While the “super bloom” of wildflowers popping up across the state this spring following an exceptionally wet winter has so far been concentrated in Southern California, the phenomenon is spreading north.
A series of vibrant pictures from the Carrizo Plain National Monument was posted to the U.S. Department of the Interior’s Facebook page, in a post that called the boldly colorful display “simply indescribable.”
“The valley floor has endless expanses of yellows and purples from coreopsis, tidy tips and phacelia, with smaller patches of dozens of other species,” the agency wrote.
The Carrizo Plain National Monument is in southeastern San Luis Obispo County near Soda Lake, about 23 miles east of Taft. It is one of the largest native grasslands that remain in the state.
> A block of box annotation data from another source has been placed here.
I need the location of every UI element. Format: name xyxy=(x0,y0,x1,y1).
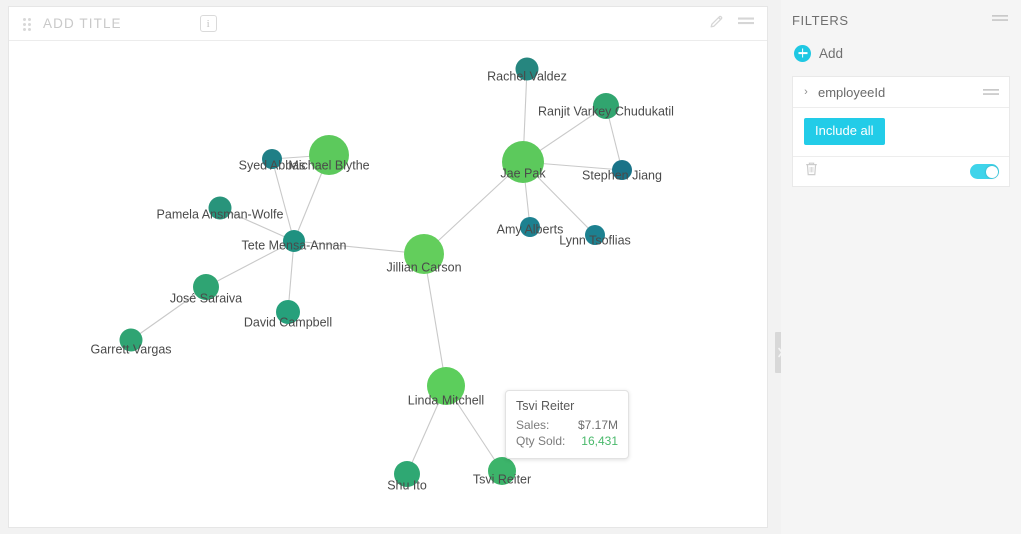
filter-card-menu-icon[interactable] xyxy=(983,87,1000,105)
include-all-button[interactable]: Include all xyxy=(804,118,885,145)
toggle-knob xyxy=(985,165,998,178)
add-filter-button[interactable]: Add xyxy=(781,40,1021,66)
graph-node-label: Linda Mitchell xyxy=(408,393,484,407)
tooltip-value-sales: $7.17M xyxy=(577,418,618,432)
graph-node-label: Pamela Ansman-Wolfe xyxy=(157,207,284,221)
tooltip-title: Tsvi Reiter xyxy=(516,399,575,413)
filters-title: FILTERS xyxy=(792,12,849,28)
trash-icon[interactable] xyxy=(804,161,819,182)
graph-node[interactable]: David Campbell xyxy=(244,300,332,329)
graph-node-label: José Saraiva xyxy=(170,291,242,305)
card-header-tools xyxy=(708,7,755,41)
graph-node[interactable]: Tsvi Reiter xyxy=(473,457,531,486)
tooltip-key-sales: Sales: xyxy=(516,418,550,432)
graph-node-label: Lynn Tsoflias xyxy=(559,233,631,247)
graph-node-label: Ranjit Varkey Chudukatil xyxy=(538,104,674,118)
tooltip-key-qty: Qty Sold: xyxy=(516,434,566,448)
graph-node-label: Tsvi Reiter xyxy=(473,472,531,486)
graph-node[interactable]: Syed Abbas xyxy=(239,149,306,172)
graph-node[interactable]: Linda Mitchell xyxy=(408,367,484,407)
chevron-right-icon[interactable]: › xyxy=(802,86,810,98)
filter-card-body: Include all xyxy=(793,108,1009,156)
filter-enabled-toggle[interactable] xyxy=(970,164,999,179)
filters-panel: FILTERS Add › employeeId Include all xyxy=(781,0,1021,534)
filters-header: FILTERS xyxy=(781,0,1021,40)
graph-node-label: Shu Ito xyxy=(387,478,427,492)
filter-card-footer xyxy=(793,156,1009,186)
tooltip-value-qty: 16,431 xyxy=(581,434,618,448)
graph-node[interactable]: Shu Ito xyxy=(387,461,427,492)
graph-node-label: Garrett Vargas xyxy=(90,342,171,356)
page-title[interactable]: ADD TITLE xyxy=(43,16,122,31)
node-tooltip: Tsvi Reiter Sales: $7.17M Qty Sold: 16,4… xyxy=(505,390,629,459)
tooltip-row-sales: Sales: $7.17M xyxy=(516,417,618,433)
graph-node-label: Amy Alberts xyxy=(497,222,564,236)
filter-field-name: employeeId xyxy=(818,84,886,100)
add-filter-label: Add xyxy=(819,45,844,61)
tooltip-row-qty: Qty Sold: 16,431 xyxy=(516,433,618,449)
graph-node[interactable]: Garrett Vargas xyxy=(90,328,172,357)
plus-circle-icon xyxy=(794,44,811,62)
card-header: ADD TITLE i xyxy=(9,7,767,41)
hamburger-menu-icon[interactable] xyxy=(737,15,755,34)
graph-node-label: Tete Mensa-Annan xyxy=(242,238,347,252)
network-graph-canvas[interactable]: Rachel Valdez Ranjit Varkey Chudukatil Jae… xyxy=(9,41,767,527)
filter-card-employeeid: › employeeId Include all xyxy=(792,76,1010,187)
graph-node[interactable]: Amy Alberts xyxy=(497,217,564,237)
filters-menu-icon[interactable] xyxy=(992,13,1009,31)
graph-node[interactable]: Ranjit Varkey Chudukatil xyxy=(538,93,674,119)
filter-card-header[interactable]: › employeeId xyxy=(793,77,1009,108)
graph-node[interactable]: Pamela Ansman-Wolfe xyxy=(157,196,284,222)
graph-node[interactable]: Stephen Jiang xyxy=(582,160,662,182)
drag-handle-icon[interactable] xyxy=(23,17,33,31)
graph-node[interactable]: Tete Mensa-Annan xyxy=(242,230,347,252)
pencil-icon[interactable] xyxy=(708,13,725,35)
app-root: ADD TITLE i Rachel Valdez Ranjit Varkey … xyxy=(0,0,1021,534)
graph-node-label: Jae Pak xyxy=(500,166,546,180)
graph-node-label: David Campbell xyxy=(244,315,332,329)
graph-node[interactable]: Rachel Valdez xyxy=(487,57,567,84)
graph-node[interactable]: Jillian Carson xyxy=(386,234,462,274)
graph-node[interactable]: Lynn Tsoflias xyxy=(559,225,631,247)
graph-node-label: Rachel Valdez xyxy=(487,69,567,83)
graph-node-label: Jillian Carson xyxy=(386,260,461,274)
visualization-card: ADD TITLE i Rachel Valdez Ranjit Varkey … xyxy=(8,6,768,528)
graph-node[interactable]: José Saraiva xyxy=(170,274,242,305)
network-graph-svg: Rachel Valdez Ranjit Varkey Chudukatil Jae… xyxy=(90,57,674,492)
graph-node[interactable]: Jae Pak xyxy=(500,141,546,183)
graph-node-label: Stephen Jiang xyxy=(582,168,662,182)
graph-node-label: Syed Abbas xyxy=(239,158,306,172)
info-button[interactable]: i xyxy=(199,15,217,32)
The Tremblor Range, which borders the monument on the northeast is similarly carpeted with swaths of orange, yellow and purple wildflowers, “like something out of a storybook,” the Interior Department said.
Mid-March to mid-April is usually the best time for wildflower viewing in the Carrizo Plain, according to the monument’s website, with annual blooms including lupines, goldfields, cream cups, delphinium, blue dicks and poppies, among others.
Those traveling to take in the floral display should be prepared with a full tank of gas, as there are no service stations in the area, officials said.
In addition to its bright spring wildflowers, the Carrizo Plain is known for Painted Rock, a sandstone alcove adorned with images painted by the Chumash people around 4,000 years ago.